Let's test this hypothesis by breaking the Calculator
on purpose and rerunning the test suite:
We now know this shouldn't work, but when we run the test suite, it still passes (?) and the code coverage is still 100%?! We've managed to break our "fully tested and 100% covered code" without any test noticing and failing, how is that even possible?
It just so happens that the test for the Formatter
has a very simple usage of the Calculator
and it doesn't test all the corner cases. Why should it, it's not supposed to test the Calculator
at all.
Mutation testing
This "break code on purpose in a controlled way, rerun the tests and see if they notice" is actually a technique called mutation testing. It's a way to test the robustness of the tests themselves, by introducing small changes in the code and seeing if the tests catch them. We can think of mutation testing as tests for tests, with a nice property that it's automated, and we can run it on every commit as long as we already have the tests.
Glossary:
- A "mutant" is a change to the code
- an "escaped mutant" is a mutant which no test caught
- a "killed mutant" is a mutant which was caught by a test
In our case, we can use the excellent Infection tool to run mutation testing on our codebase, it will show us our exact found mutant:
In the output, we can see several interesting things:
- it tried to modify the code in 6 different ways
- of the 6, five were caught by our existing test, one was not, success rate 83%
- this is the new metric we now get, Mutation Score Indicator (MSI), a measure of how well our tests are catching the mutants
Only mutate what is covered
What does all this have to do with code coverage?
We can use the code coverage as an allow-list for the mutation testing, basically saying which parts of code we consider tested and are ready to be mutated.
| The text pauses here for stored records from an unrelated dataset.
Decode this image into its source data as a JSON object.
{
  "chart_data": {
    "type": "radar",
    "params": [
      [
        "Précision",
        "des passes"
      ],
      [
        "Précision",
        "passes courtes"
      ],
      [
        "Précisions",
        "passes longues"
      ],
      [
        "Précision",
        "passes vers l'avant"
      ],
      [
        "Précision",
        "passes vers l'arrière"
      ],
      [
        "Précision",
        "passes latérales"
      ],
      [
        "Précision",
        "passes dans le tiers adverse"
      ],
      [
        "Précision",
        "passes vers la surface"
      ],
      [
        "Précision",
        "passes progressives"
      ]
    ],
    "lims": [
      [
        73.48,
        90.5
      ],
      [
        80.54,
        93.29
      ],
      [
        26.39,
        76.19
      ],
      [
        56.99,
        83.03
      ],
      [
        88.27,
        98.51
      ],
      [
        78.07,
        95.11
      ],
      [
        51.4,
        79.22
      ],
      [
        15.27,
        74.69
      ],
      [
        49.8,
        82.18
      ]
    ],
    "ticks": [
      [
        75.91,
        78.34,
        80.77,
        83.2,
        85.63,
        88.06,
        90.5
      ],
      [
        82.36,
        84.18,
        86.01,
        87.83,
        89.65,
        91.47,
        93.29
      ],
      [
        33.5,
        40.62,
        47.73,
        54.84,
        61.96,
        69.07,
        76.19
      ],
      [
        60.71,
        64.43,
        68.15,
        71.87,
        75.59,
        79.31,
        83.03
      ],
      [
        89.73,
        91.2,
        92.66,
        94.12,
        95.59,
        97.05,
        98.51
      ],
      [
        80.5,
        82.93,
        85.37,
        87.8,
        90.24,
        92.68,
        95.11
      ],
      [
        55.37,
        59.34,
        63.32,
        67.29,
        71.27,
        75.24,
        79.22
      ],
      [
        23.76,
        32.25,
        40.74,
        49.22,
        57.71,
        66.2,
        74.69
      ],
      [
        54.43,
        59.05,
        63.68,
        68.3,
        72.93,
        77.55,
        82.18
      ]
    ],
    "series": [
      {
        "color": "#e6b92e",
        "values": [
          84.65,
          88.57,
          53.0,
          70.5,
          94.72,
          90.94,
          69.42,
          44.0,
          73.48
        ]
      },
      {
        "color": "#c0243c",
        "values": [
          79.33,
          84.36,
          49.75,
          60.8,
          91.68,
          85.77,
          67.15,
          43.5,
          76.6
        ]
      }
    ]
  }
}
It works sort of like double-entry bookkeeping, we have two independent ways to check if our tests are good, and if they're not, we can see where they're lacking. If we try to inflate the code coverage by marking code as covered which is not tested, the mutation testing will catch it immediately.
Use code coverage as opt-in for mutation testing
This principle allows us to opt in to mutation testing as we're increasing the coverage, and we can now use the coverage as a guide to see which parts of the code are not tested at all.
In our case, we'll use --only-covered
Infection flag:
Our Calculator
was not mutated here because we've explicitly said our tests are not testing it, meaning we can now judge the code coverage percentage as a more accurate representation of what's actually tested.
Conclusion
Testing is hard. Judging how well we test is harder.
When we start using a metric like the code coverage percentage as our ultimate quality goal, we're optimizing for lying to ourselves about the state of our codebase quality instead of actually measuring it.
We should strive to make the code coverage more accurate (not just as high as possible), we can keep ourselves honest about it by using mutation testing as an unbiased second opinion on how well our tests are actually testing the code.